Emergency management is at the forefront of this years Bordering on Disaster Conference.
The event featured keynote speakers talking about how they handled emergencies in their communities. One of the speakers was RCMP Inspector Mark Hancock, the Incident Commander during the Fort McMurray Wildfires.
“It’s one of the largest disasters in Canadian national history. Lessons learned, there’s several and I think lots of planning, mock exercises, tabletop exercises, thinking about what’s your strategy if this happens in a community, who’s going to take the role in your organization.”
Hancock adds, “the RCMP is very good at being reactive, but we’ve also got to continue to work on being proactive with our key stakeholders so when one of these disasters happen, we’re ready.”

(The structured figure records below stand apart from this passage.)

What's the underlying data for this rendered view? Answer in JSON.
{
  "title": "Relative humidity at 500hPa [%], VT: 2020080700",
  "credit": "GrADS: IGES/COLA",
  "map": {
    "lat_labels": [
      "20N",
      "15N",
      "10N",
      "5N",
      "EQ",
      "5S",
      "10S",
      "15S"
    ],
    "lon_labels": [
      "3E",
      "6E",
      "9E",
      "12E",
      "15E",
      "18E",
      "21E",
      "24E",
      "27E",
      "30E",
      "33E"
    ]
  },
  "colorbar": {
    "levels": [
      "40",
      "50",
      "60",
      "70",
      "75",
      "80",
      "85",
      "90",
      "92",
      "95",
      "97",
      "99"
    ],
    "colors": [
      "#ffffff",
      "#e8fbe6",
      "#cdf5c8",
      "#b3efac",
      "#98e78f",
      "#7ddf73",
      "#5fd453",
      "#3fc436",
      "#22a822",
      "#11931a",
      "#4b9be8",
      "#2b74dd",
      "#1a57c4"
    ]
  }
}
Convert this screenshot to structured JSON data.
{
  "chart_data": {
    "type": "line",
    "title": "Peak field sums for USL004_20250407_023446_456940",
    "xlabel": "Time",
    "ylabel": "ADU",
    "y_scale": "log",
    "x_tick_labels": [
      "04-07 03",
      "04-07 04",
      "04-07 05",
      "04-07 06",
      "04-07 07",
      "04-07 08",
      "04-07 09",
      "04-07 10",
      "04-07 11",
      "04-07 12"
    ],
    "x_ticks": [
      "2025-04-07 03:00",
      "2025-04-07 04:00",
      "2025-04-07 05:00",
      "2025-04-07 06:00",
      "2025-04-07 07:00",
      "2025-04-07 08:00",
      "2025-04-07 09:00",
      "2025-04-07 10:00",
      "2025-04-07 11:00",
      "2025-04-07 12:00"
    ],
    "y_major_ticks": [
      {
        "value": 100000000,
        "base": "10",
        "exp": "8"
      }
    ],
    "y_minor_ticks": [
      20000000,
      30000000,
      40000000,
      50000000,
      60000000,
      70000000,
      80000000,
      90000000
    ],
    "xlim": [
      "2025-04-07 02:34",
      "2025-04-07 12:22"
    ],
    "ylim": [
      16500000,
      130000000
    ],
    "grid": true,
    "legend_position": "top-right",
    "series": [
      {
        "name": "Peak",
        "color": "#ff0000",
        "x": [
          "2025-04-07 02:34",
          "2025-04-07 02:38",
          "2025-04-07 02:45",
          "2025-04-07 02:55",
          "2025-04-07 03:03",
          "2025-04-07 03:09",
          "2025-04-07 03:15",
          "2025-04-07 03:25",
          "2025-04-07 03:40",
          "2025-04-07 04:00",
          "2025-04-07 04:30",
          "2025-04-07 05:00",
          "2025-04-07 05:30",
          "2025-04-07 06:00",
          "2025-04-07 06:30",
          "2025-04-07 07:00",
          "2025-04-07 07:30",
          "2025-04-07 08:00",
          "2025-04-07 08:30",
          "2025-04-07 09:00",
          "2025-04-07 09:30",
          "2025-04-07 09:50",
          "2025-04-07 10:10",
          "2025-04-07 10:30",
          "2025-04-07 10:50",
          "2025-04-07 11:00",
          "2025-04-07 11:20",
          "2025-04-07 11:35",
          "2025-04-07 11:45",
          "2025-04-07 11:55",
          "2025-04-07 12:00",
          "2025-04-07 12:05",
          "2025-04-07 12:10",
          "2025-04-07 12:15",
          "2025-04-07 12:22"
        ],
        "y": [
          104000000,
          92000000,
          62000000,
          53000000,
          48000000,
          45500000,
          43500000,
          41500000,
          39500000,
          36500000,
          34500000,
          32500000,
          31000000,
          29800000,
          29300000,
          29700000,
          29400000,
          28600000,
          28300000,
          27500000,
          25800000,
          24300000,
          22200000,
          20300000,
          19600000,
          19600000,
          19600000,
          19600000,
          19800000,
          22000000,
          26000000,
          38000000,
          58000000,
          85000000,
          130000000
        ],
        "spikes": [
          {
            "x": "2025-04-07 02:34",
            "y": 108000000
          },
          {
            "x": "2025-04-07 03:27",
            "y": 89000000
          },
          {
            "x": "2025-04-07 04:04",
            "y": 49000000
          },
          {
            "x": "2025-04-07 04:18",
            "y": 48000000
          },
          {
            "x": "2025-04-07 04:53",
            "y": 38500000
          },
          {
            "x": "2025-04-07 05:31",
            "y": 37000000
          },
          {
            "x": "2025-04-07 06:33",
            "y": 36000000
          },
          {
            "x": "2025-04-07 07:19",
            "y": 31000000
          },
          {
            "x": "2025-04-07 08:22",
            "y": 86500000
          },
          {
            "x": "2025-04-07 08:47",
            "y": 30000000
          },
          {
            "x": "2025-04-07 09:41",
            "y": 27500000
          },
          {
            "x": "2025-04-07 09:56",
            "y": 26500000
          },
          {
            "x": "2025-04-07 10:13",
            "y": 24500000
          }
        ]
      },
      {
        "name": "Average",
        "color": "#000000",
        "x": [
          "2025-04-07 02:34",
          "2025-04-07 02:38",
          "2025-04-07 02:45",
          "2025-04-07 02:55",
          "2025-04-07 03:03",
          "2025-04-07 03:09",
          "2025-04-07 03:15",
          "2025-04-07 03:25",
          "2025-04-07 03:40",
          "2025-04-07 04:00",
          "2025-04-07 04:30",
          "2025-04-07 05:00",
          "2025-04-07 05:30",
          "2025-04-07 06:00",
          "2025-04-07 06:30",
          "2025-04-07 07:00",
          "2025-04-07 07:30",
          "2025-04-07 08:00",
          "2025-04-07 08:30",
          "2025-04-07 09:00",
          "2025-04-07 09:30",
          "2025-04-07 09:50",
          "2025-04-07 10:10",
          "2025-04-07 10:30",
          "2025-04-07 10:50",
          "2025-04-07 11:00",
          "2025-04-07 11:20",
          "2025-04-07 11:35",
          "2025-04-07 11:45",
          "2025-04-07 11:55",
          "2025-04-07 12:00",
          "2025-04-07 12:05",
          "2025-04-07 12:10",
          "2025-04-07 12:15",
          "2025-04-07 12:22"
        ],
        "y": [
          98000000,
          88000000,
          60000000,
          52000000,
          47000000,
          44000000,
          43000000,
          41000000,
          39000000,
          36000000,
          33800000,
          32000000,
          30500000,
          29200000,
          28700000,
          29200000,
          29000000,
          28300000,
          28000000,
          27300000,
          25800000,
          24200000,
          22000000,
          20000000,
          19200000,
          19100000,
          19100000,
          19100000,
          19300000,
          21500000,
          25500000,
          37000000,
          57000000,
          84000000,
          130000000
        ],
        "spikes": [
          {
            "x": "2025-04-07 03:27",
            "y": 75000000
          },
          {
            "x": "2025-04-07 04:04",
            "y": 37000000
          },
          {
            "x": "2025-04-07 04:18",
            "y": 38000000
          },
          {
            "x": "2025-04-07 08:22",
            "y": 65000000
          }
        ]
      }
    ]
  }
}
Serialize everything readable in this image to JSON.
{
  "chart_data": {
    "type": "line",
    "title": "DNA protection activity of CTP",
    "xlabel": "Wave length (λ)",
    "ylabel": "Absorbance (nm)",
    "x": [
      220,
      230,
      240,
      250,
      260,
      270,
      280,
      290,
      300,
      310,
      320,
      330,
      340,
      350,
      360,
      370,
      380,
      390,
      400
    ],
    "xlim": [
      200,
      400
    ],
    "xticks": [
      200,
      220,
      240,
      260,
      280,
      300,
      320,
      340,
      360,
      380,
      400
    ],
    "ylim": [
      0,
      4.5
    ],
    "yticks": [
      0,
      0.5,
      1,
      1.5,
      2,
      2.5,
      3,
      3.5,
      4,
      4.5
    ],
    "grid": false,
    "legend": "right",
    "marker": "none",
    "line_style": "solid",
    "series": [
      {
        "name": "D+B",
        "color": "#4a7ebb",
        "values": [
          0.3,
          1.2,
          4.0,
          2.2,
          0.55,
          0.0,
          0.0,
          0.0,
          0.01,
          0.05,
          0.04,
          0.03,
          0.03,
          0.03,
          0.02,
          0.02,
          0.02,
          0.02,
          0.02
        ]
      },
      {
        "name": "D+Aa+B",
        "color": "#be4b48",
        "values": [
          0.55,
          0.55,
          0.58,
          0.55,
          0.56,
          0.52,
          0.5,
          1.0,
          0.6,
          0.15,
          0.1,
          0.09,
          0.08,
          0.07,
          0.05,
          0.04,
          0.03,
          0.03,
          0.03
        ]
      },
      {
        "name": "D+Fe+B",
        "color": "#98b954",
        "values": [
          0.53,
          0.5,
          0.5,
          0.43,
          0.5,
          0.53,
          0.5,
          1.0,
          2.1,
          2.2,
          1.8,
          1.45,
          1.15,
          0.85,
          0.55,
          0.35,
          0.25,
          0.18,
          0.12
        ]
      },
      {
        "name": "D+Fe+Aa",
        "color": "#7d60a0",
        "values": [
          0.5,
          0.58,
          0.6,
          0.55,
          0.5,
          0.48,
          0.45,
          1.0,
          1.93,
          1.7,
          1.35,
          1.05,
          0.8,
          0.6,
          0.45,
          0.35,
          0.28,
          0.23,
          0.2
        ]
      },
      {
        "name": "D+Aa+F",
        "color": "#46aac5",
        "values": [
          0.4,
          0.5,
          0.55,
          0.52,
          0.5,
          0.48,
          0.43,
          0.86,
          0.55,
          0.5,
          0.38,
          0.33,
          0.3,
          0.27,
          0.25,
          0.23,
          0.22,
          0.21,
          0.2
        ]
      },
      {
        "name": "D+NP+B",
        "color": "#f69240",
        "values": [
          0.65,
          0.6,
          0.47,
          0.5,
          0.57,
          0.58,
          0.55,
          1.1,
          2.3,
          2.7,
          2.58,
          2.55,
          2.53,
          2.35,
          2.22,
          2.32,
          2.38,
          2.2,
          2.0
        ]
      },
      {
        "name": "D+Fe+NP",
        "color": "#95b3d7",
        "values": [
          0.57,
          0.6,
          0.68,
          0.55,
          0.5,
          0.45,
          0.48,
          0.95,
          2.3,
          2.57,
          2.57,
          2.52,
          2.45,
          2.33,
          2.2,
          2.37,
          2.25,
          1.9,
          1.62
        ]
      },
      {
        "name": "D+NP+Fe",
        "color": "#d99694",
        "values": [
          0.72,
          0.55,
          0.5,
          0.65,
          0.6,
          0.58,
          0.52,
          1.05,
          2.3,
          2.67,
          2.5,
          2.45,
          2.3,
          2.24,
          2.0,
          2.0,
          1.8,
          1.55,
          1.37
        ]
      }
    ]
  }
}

Fire Chief Jordan Newton says, “we’re taking lots back to the fire department, including just the check-ins the RCMP do. As well, the whole city is going to be better prepared with emergency planning.”
“The city does have emergency plans in place for any kind of man made disaster whether it be technological, as well as any natural disaster that could come to our city. There is plans in place to protect our residents and to care for them,” explains Newton.
The fire chief adds they will be going over their plans again.
“I hope we can better prepare our plans but for the whole conference, all of the attendees will be able to take something back, whether it be to their municipalities, rural municipalities or corporations and better improve their emergency plans.”